Nach der Niederlage gegen Kroatien (1:2) in den Katakomben des Khalifa-International-Stadions soll der Marokkaner Achraf Hakimi Fifa-Chef Gianni Infantino geknöpft und massiv beleidigt haben. Das verrät der aktuelle Reporter von „Magenta TV“ Thomas Wagner, der berichtet: „So etwas habe ich noch nie erlebt.“
Hakimi beschwerte sich offenbar lautstark über den Schiedsrichter, Qatari Abdulrahman Al-Jassim. Bereits im Halbfinale (0:2 gegen Frankreich) waren die Marokkaner mit der Leistung des mexikanischen Schiedsrichters César Arturo Ramos mehr als unzufrieden und legten deshalb Protest ein.

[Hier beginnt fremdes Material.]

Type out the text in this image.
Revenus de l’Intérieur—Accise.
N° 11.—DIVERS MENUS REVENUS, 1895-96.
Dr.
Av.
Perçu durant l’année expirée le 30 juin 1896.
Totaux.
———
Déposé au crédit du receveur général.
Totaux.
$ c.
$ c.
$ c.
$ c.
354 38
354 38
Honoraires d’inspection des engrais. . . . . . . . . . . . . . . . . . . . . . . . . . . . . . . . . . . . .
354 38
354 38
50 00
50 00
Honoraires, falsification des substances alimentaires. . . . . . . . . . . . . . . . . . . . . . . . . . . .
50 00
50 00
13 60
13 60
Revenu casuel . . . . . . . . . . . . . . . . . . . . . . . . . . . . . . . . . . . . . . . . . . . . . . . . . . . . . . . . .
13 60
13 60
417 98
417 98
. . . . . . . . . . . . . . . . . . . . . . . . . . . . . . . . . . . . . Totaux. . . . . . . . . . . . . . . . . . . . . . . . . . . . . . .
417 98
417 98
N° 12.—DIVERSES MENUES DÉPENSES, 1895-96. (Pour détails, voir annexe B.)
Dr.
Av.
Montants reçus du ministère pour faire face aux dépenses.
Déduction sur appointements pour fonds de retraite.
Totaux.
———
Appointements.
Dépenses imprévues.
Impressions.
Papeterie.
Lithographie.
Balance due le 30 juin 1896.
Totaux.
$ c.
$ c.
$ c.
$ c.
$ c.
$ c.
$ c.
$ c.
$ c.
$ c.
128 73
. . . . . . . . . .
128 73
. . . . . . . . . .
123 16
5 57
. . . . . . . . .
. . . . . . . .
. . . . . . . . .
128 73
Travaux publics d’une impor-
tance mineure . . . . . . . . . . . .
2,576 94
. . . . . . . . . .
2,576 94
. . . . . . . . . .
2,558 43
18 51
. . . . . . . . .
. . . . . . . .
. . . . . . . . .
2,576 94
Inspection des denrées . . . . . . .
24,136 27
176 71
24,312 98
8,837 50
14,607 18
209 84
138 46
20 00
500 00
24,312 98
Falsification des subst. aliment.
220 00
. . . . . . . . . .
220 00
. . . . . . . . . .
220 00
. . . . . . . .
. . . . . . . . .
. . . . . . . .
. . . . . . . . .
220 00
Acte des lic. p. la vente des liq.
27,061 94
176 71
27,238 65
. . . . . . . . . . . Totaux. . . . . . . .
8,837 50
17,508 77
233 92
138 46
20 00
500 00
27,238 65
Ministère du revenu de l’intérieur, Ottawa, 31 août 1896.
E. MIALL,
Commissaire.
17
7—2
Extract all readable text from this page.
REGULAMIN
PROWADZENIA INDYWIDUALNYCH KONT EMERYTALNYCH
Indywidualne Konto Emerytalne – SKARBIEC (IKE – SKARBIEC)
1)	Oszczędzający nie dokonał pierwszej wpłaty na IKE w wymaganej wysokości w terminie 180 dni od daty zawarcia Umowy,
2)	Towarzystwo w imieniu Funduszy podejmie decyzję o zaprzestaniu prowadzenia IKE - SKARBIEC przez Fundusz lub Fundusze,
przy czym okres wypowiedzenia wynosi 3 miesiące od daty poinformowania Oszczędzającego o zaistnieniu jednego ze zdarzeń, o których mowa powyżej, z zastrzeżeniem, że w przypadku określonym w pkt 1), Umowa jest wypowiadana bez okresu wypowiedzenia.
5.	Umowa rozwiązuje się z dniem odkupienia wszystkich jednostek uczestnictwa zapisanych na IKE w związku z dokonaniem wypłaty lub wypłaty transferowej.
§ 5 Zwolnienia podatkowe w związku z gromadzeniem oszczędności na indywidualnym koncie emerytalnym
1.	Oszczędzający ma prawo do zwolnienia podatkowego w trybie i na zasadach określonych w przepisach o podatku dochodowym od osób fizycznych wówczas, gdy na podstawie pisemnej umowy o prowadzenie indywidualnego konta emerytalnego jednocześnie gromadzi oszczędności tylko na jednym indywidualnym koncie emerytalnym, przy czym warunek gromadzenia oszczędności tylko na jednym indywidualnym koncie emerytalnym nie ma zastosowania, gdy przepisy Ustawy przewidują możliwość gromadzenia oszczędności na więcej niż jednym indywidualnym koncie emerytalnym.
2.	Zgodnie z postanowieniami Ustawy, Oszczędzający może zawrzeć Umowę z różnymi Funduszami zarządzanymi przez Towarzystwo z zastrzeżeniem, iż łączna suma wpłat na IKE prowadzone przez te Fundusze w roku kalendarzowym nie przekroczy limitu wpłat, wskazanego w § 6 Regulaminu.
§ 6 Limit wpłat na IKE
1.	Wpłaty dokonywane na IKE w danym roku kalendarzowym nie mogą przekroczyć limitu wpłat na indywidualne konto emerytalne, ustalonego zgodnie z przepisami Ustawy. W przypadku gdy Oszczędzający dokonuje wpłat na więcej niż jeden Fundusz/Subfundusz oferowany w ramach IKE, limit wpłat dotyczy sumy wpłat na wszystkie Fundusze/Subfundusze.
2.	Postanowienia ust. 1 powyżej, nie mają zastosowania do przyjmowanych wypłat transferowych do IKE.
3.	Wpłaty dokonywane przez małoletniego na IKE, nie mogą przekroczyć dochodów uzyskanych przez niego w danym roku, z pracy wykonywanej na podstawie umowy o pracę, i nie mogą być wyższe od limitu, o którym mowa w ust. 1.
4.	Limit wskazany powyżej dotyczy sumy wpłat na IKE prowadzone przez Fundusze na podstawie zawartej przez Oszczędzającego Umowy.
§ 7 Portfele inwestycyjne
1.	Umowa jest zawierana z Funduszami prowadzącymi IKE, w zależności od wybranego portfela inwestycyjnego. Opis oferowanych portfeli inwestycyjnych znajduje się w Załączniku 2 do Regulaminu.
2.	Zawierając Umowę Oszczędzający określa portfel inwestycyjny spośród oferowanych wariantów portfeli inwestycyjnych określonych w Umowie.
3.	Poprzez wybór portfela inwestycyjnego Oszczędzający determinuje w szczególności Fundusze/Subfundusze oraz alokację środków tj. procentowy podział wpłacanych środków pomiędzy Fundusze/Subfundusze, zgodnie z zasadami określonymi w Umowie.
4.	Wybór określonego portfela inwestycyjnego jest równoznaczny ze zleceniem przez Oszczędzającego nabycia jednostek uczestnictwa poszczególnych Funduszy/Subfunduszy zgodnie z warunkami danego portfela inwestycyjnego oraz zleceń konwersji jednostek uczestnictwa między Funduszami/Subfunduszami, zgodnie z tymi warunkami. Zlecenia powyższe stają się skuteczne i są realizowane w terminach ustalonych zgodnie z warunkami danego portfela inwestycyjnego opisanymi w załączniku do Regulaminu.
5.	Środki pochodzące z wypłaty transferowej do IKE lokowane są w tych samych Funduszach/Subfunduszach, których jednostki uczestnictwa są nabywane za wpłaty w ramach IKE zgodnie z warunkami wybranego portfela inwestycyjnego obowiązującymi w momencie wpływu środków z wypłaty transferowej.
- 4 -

Klares Foul: im Strafraum von Marokko
In der hitzigen Schlussphase des Spiels gegen Kroatien und auch nach dem Abpfiff drangsalierten die Marokkaner, die viele Experten mit ihrem Aufstieg in die Top 4 überraschten, Al-Jassim mehrfach. Die Nordafrikaner haben in zwei Situationen das Gefühl, einen Elfmeter verschossen zu haben. Bei einem Foul von Amrabat im marokkanischen Strafraum an Gvardiol drückten der Schiedsrichter (und VAR) jedoch ein Auge zu.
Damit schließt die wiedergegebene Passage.